Some artistic side projects suggest internal discord at play, the potential fruits an opportunity to ‘really’ explore the impact that outer Mongolian goatherd chorus CD you got last Christmas had on you. Others (c.f. Mick Jagger’s caricaturistic forays into solo-egoville) only serve to highlight the adage that the group is more than the sum of its parts. Stick to the day job, not the (un)dead 60s, maaan.

However, when it works, it works. Moon Duo’s loose-ome twosome, Ripley Johnson and Sanae Yamada, court the path of civility: Johnson’s exorcised/exercised his dream-ons with the neo-Americana project Rose City Band whilst Yamada’s Viva la Void foray from last year illustrated the electro-architecture she brings to the group’s aesthetic. This is a (re)union of the shake.

Now on the Pete ‘Sonic Boom’ Kember (Spacemen 3, Spectrum) helmed ‘Stars are the Light’ they return with a synthesised tour de force, a disc-oh of psyche-disco head-fillers (‘Lost Heads’ bouncing Black Devil Disco Club-like beats) and final frontier fifth dimension explorations in cyberspace (‘Eternal Shore’).

Never short on cosmic stardust, the album kicks off with ‘Flying’, a meditative rumination on the benefits of rising above (meta)physically. The titular ‘Stars are the light’ is a (Jean-Michel) astral jam-Jarre.

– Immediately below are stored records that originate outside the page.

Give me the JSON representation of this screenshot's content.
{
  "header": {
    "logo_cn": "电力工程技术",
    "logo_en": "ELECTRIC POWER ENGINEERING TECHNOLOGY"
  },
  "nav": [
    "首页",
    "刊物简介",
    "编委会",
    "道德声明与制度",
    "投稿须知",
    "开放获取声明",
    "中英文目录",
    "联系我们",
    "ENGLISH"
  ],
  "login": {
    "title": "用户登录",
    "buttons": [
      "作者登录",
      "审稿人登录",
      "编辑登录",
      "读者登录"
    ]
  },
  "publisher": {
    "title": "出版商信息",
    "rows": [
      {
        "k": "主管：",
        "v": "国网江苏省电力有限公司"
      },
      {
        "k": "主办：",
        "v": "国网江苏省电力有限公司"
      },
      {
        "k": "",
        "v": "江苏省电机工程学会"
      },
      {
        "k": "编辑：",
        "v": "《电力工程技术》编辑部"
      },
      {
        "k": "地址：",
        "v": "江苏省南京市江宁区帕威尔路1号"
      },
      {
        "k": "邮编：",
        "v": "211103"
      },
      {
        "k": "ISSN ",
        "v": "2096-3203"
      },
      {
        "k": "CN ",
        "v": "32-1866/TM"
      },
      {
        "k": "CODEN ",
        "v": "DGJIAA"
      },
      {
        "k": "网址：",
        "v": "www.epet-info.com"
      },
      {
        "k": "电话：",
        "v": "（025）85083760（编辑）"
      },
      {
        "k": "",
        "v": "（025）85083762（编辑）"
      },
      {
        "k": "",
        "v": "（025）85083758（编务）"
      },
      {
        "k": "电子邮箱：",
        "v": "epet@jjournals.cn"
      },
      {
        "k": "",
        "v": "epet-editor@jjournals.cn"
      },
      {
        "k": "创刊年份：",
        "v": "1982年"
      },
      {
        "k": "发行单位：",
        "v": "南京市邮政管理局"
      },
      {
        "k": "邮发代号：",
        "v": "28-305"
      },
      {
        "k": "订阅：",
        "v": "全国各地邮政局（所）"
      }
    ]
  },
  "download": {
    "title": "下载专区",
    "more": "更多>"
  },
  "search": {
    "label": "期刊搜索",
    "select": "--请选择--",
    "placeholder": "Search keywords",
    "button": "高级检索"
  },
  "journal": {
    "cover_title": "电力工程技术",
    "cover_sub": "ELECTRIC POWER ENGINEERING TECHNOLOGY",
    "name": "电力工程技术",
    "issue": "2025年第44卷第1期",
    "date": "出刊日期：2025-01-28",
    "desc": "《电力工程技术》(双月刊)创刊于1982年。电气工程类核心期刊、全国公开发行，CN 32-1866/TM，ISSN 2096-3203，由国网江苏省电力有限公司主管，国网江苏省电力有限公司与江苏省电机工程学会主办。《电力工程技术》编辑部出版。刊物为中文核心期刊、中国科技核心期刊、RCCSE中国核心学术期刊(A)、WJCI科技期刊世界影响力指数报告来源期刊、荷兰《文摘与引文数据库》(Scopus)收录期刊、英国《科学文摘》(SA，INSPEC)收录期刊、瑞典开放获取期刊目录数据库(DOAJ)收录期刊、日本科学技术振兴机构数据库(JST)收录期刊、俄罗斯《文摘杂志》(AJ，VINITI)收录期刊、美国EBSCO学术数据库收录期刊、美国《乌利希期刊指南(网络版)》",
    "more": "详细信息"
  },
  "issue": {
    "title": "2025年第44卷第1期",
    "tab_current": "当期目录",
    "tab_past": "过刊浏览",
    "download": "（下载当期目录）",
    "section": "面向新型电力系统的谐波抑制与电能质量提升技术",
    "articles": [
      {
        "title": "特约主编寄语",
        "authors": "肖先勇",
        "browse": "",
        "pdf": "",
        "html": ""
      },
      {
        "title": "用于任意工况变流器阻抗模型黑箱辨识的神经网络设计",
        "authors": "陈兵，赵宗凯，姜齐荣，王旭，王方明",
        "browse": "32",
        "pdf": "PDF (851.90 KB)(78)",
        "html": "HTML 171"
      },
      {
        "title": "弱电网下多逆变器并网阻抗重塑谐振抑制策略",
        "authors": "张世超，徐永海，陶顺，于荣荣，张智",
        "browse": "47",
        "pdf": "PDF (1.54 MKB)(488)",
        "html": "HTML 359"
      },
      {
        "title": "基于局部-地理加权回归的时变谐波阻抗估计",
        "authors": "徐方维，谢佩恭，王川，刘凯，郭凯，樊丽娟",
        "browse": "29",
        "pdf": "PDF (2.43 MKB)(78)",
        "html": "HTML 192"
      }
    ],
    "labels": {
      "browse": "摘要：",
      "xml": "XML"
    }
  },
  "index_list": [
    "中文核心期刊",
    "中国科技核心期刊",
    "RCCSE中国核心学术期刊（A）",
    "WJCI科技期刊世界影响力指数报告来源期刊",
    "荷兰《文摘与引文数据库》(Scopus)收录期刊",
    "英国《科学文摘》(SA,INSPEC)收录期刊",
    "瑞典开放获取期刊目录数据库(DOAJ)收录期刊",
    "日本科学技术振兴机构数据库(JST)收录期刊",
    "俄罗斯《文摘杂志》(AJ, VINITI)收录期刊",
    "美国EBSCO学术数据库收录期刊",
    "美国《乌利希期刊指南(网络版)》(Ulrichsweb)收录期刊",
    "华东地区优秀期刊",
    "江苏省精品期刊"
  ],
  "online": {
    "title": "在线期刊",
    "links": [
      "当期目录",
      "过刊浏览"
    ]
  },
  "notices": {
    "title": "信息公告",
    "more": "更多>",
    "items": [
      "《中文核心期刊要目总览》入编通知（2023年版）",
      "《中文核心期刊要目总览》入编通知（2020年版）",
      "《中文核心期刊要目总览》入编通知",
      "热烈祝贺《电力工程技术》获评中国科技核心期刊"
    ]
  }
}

‘Fall (in your love)’ is space-dub-club meets a Morricone gunfight: deserted panoramas with only the shimmering, glimmering sheen of the vultures’ beaks visible. Pray you’re not their next prey. Imagistic and majestic, an ultravivid scenery.

‘Eye 2 Eye’ is arguably the best song they’ve ever created: a motorik metronomic tantric-trance with the effect like Creedence Clearwater Revival’s doggone-down-at-home chooglin’ crossed with turntable techsitentialism. Outstanding.

If previous releases have veered toward dark dystopic terrains where occult symbolism and Archontic energy run rampant, this is a more utopian soundtrack to shoo those bad blues away. Let the light in.